Portland has been her home since she graduated from a school for the performing arts five years ago, and it is beginning to make its presence felt. The new album is a bit of a departure from the style of singing and songwriting that she and her band have perfected to such acclaim in recent years; to start, Ezza Rose is laying down her weathered acoustic guitar.
Ezza has toured North America ever since and has just landed after traversing the Alaskan wilderness, playing ‘plugged-in folk’ to all in her path. She arrives in New Zealand, band in tow, to tour the country, performing and incorporating the talents of New Zealand gems Ebony Lamb, Jess Shanks (The Eastern), Matt Langley, Ivy Rossiter and Reb Fountain along the way.
“The progression from folk to something more closely resembling rock has been organic and fluid like the rest of her history, but she is not without a significant amount of stubborn drive. This latest change is just another indicator that Rose is, above all, a consummate musician.”
– Anchorage Press
“[Poolside] is a high, lonesome listen, its stark arrangement showcasing her clear, powerful voice above all. Poolside is dream-like and fairly gorgeous…”
– Portland Mercury
“Ezza is a being capable of surreal creations, using her vocal cords to bend our perception of sound and create an album that actually transports you to a place you never thought you could go.”
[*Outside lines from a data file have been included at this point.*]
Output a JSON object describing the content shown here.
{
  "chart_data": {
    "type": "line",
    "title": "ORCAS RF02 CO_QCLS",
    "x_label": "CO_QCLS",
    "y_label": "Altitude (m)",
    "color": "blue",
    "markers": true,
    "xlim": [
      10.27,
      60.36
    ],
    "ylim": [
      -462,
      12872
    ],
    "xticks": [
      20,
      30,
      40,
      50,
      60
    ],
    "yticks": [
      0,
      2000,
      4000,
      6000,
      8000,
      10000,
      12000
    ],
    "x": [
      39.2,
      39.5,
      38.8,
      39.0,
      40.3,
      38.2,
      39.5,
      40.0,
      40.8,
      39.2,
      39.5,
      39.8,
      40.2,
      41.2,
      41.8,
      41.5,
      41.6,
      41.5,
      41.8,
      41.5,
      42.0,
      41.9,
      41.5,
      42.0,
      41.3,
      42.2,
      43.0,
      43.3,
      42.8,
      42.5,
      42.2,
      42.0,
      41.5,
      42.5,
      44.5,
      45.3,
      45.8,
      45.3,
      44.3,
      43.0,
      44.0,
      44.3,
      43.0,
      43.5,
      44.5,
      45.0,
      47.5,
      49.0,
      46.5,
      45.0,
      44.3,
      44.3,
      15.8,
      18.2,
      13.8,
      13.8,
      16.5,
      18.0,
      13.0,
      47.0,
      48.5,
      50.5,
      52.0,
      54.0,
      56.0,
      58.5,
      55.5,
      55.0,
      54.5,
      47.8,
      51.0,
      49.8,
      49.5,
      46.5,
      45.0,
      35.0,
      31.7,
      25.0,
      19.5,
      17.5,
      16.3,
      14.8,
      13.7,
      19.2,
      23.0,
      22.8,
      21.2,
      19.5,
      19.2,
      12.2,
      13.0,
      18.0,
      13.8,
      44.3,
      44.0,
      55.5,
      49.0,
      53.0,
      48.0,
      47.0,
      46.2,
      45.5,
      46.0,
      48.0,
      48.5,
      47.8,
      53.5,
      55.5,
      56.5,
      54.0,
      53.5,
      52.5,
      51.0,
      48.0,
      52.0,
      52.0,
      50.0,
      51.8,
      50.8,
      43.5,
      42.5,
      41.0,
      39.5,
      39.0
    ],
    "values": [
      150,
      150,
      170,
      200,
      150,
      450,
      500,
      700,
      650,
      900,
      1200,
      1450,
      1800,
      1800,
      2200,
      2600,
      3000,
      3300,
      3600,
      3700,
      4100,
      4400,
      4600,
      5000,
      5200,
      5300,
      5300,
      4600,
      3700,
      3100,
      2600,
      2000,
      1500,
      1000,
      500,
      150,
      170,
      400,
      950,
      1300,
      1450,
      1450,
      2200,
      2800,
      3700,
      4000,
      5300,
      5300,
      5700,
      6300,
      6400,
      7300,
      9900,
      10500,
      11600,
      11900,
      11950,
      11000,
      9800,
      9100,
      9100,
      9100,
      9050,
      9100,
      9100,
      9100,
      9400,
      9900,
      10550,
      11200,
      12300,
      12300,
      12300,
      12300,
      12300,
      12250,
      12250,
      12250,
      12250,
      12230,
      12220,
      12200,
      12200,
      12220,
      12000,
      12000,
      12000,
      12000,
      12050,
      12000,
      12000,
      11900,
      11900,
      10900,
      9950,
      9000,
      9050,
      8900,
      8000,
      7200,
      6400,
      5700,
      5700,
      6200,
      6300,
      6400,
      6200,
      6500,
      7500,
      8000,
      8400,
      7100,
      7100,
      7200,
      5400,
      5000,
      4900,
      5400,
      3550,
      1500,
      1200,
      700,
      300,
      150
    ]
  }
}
Friday 20th February – society night – The Proximity Trio
“The Proximity Trio”
After a half a decade and for only the second time this century, the Wellington Bluegrass Society once again plays host to the celebrated ensemble The Proximity Trio, which includes upon it’s roll not only Graham Lovejoy but also Frank Sillay, bringing you a selection of the finest works of such revered performers as The Delmore Brothers, The Carlisle Brothers, The Hall Brothers, The Old South Quartet, Coley Jones, Irving Jones, and more.